Schattenprinz 01 - Der Prinz der Schatten
Offenbar hatte sich das Gerücht ihrer Festnahme in der Stadt wie ein Lauffeuer herumgesprochen, denn als sie durch die Straßen zur Burg geführt wurde, hörte sie die Menschen schon raunen. Man flüsterte, sie sei die Dirne eines Verbrechers, ja, sie sei sogar beteiligt an der Ermordung des armen Apei Ludgar gewesen, möglicherweise mit ihren eigenen Händen. Elas Wange brannte vor Scham und von der Ohrfeige, die ihr der Hauptmann verpasst hatte, und sie hätte sie gerne irgendwie gekühlt.
Plötzlich hielt der Zug an, und sie sah doch auf. Sie hatten das äußere Burgtor erreicht, Aggi machte Meldung, und sie wurden eingelassen. In dem dunklen Vorhof schien es Ela noch kälter zu sein als in der Stadt. Sie fror plötzlich. Dann zogen sie durch das obere Tor zum Innenhof der Burg. Was für eine dunkle Ecke das doch war, es war wie der Grund eines tiefen, sehr tiefen Brunnens. Sie verlor allen Mut. Aggi sprach mit einem anderen Leutnant der Wache, dann übernahm er selbst den Strick, der zu Elas gefesselten Händen führte. » Von hier ab sollte ich es alleine schaffen, Männer. Geht und seht euch in der Stadt um. Doch bleibt immer wenigstens zu dritt, denn der Mann, den wir jagen, ist gefährlich. Gebt Alarm, wenn ihr ihn sichtet, aber greift ihn nicht an, wenn ihr nicht wenigstens zu sechst seid. Habt ihr verstanden?«
» Und was ist mit dem Köhler? Der Hauptmann meinte, wir sollten ihn und seine Söhne verhaften.«
» Darum kümmere ich mich später. Nun geht, ihr habt eure Befehle.«
» Jawohl, Herr Leutnant«, antworteten die Männer. Sie klangen wenig begeistert.
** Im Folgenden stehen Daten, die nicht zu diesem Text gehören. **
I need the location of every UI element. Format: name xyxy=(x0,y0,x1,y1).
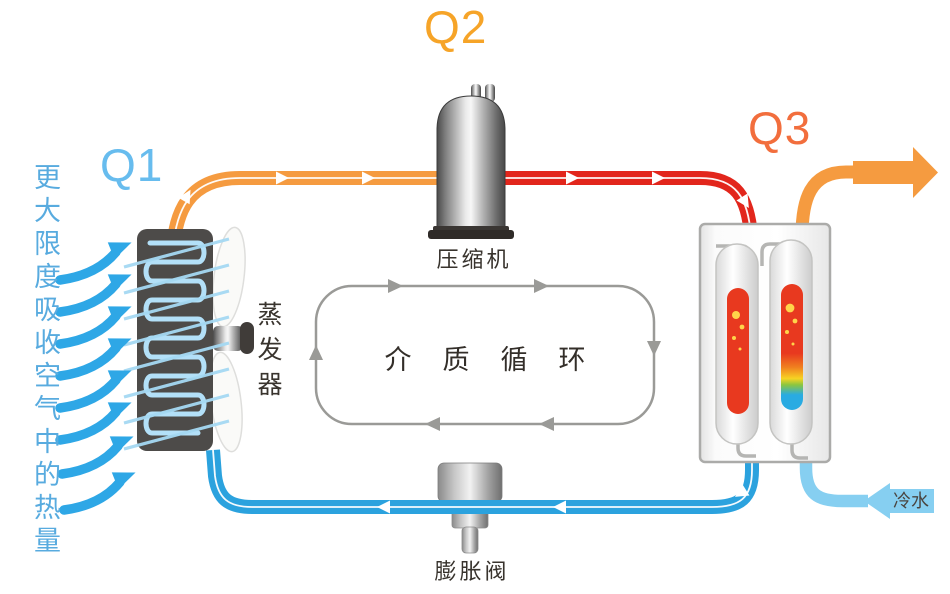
evaporator-coil xyxy=(123,229,230,451)
flow-direction-arrows xyxy=(178,171,749,209)
compressor-label: 压缩机 xyxy=(436,247,512,272)
q3-label: Q3 xyxy=(748,102,812,154)
expansion-valve-label: 膨胀阀 xyxy=(434,559,510,584)
coil-tube xyxy=(143,240,207,436)
bubbles xyxy=(732,303,798,351)
hot-water-outlet xyxy=(795,147,938,237)
q2-label: Q2 xyxy=(424,1,488,53)
loop-arrows xyxy=(309,279,661,431)
hot-water-arrow-shaft xyxy=(853,161,914,184)
liquid-return-pipe xyxy=(181,449,759,554)
fan-hub-cap xyxy=(240,322,254,354)
coil-fins xyxy=(123,237,230,451)
cold-water-arrow-band xyxy=(888,489,934,513)
hot-water-arrow-head xyxy=(913,147,938,198)
heat-exchanger xyxy=(698,222,832,464)
fan xyxy=(204,226,254,453)
cold-water-arrow-head xyxy=(864,483,890,519)
medium-cycle-loop xyxy=(309,279,661,431)
air-flow-arrowheads xyxy=(107,242,136,490)
fan-blade xyxy=(212,226,246,328)
inner-pipe xyxy=(736,436,756,458)
cold-water-label: 冷水 xyxy=(893,491,929,511)
q1-label: Q1 xyxy=(100,139,164,191)
air-flow-arrows xyxy=(55,247,125,515)
flow-direction-arrows xyxy=(181,480,750,514)
temperature-gradient-window-right xyxy=(781,284,803,410)
pipe-center-line xyxy=(212,449,753,508)
hot-liquid-window-left xyxy=(727,288,749,414)
cold-water-inlet xyxy=(799,456,934,519)
air-heat-note: 更大限度吸收空气中的热量 xyxy=(30,163,60,559)
inner-pipe xyxy=(790,436,808,460)
compressor-port xyxy=(485,84,495,102)
evaporator-label: 蒸发器 xyxy=(254,301,282,406)
compressor xyxy=(428,84,514,239)
medium-cycle-label: 介质循环 xyxy=(384,345,617,375)
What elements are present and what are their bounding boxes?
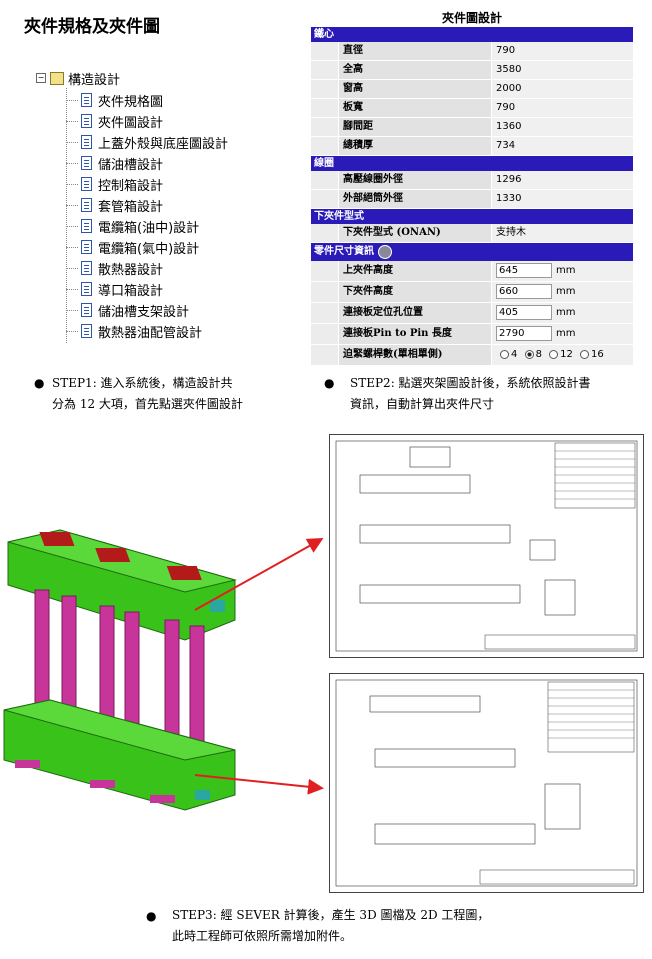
document-icon xyxy=(81,135,92,149)
document-icon xyxy=(81,198,92,212)
document-icon xyxy=(81,114,92,128)
engineering-drawing-upper xyxy=(329,434,644,658)
step1-text: STEP1: 進入系統後，構造設計共 分為 12 大項，首先點選夾件圖設計 xyxy=(52,376,243,411)
drawing-upper-svg xyxy=(335,440,638,652)
document-icon xyxy=(81,240,92,254)
document-icon xyxy=(81,219,92,233)
pin-to-pin-length-input[interactable]: 2790 xyxy=(496,325,552,341)
form-title: 夾件圖設計 xyxy=(441,11,502,25)
collapse-toggle-icon[interactable]: − xyxy=(36,73,46,83)
tree-item-radiator-piping[interactable]: 散熱器油配管設計 xyxy=(66,321,202,341)
document-icon xyxy=(81,93,92,107)
document-icon xyxy=(81,177,92,191)
section-parts: 零件尺寸資訊 xyxy=(311,243,633,261)
tree-item-duct-box[interactable]: 導口箱設計 xyxy=(66,279,163,299)
step3-text: STEP3: 經 SEVER 計算後，產生 3D 圖檔及 2D 工程圖， 此時工… xyxy=(172,908,490,943)
tree-item-cover-base[interactable]: 上蓋外殼與底座圖設計 xyxy=(66,132,228,152)
document-icon xyxy=(81,156,92,170)
bullet-icon: ● xyxy=(34,376,45,390)
table-row: 迫緊螺桿數(單相單側) 4 8 12 16 xyxy=(311,345,633,366)
tree-item-oil-tank[interactable]: 儲油槽設計 xyxy=(66,153,163,173)
upper-clamp-height-input[interactable]: 645 xyxy=(496,262,552,278)
engineering-drawing-lower xyxy=(329,673,644,893)
tree-item-bushing-box[interactable]: 套管箱設計 xyxy=(66,195,163,215)
tree-item-clamp-drawing[interactable]: 夾件圖設計 xyxy=(66,111,163,131)
page-title: 夾件規格及夾件圖 xyxy=(24,17,160,37)
tree-item-clamp-spec[interactable]: 夾件規格圖 xyxy=(66,90,163,110)
radio-16[interactable] xyxy=(580,349,590,359)
document-icon xyxy=(81,324,92,338)
tree-item-cable-box-oil[interactable]: 電纜箱(油中)設計 xyxy=(66,216,199,236)
design-tree: − 構造設計 夾件規格圖 夾件圖設計 上蓋外殼與底座圖設計 儲油槽設計 控制箱設… xyxy=(36,68,266,343)
gear-icon[interactable] xyxy=(378,244,392,259)
document-icon xyxy=(81,261,92,275)
tree-root[interactable]: − 構造設計 xyxy=(36,68,120,88)
section-lower-clamp: 下夾件型式 xyxy=(311,209,633,224)
tree-item-radiator[interactable]: 散熱器設計 xyxy=(66,258,163,278)
tree-item-cable-box-air[interactable]: 電纜箱(氣中)設計 xyxy=(66,237,199,257)
radio-12[interactable] xyxy=(549,349,559,359)
clamp-3d-model xyxy=(3,529,237,811)
radio-4[interactable] xyxy=(500,349,509,359)
bolt-count-radio-group: 4 8 12 16 xyxy=(491,345,633,365)
radio-8[interactable] xyxy=(524,349,534,359)
tree-root-label: 構造設計 xyxy=(68,72,121,88)
folder-icon xyxy=(50,71,64,85)
arrows xyxy=(194,538,324,795)
section-coil: 線圈 xyxy=(311,156,633,171)
tree-item-tank-support[interactable]: 儲油槽支架設計 xyxy=(66,300,189,320)
tree-item-control-box[interactable]: 控制箱設計 xyxy=(66,174,163,194)
plate-hole-position-input[interactable]: 405 xyxy=(496,304,552,320)
document-icon xyxy=(81,303,92,317)
section-core: 鐵心 xyxy=(311,27,633,42)
document-icon xyxy=(81,282,92,296)
step2-text: STEP2: 點選夾架圖設計後，系統依照設計書 資訊，自動計算出夾件尺寸 xyxy=(350,376,591,411)
bullet-icon: ● xyxy=(146,909,157,923)
lower-clamp-height-input[interactable]: 660 xyxy=(496,283,552,299)
bullet-icon: ● xyxy=(324,376,335,390)
drawing-lower-svg xyxy=(335,679,638,887)
table-row: 下夾件型式 (ONAN)支持木 xyxy=(311,224,633,243)
tree-connector xyxy=(66,88,67,343)
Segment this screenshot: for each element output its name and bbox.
Teis Aggi legte Ela die Hand auf die Schulter und führte sie in ein schmuckloses Nebengebäude. » Augenblick«, murmelte er. Dann fühlte sie plötzlich, dass er ihre Wange mit einem feuchten Tuch reinigte. Überrascht blickte sie auf und sah in seine besorgten Augen. » Danke, Teis«, murmelte sie.
Er richtete vorsichtig ihr zerrissenes Hemd, so gut es eben ging. » Es tut mir leid, dass ich dir das nicht ersparen kann, Ela.«
» Kannst du nicht?«, fragte sie in einer plötzlichen, verzweifelten Hoffnung.
Er schüttelte den Kopf. » Dieser Mann, ich fürchte, er ist sehr gefährlich. Und du warst mit ihm zusammen.«
» Aber ich kenne ihn doch erst wenige Stunden.«
Der Leutnant nickte, als habe er das erwartet. » Woher eigentlich?«, fragte er.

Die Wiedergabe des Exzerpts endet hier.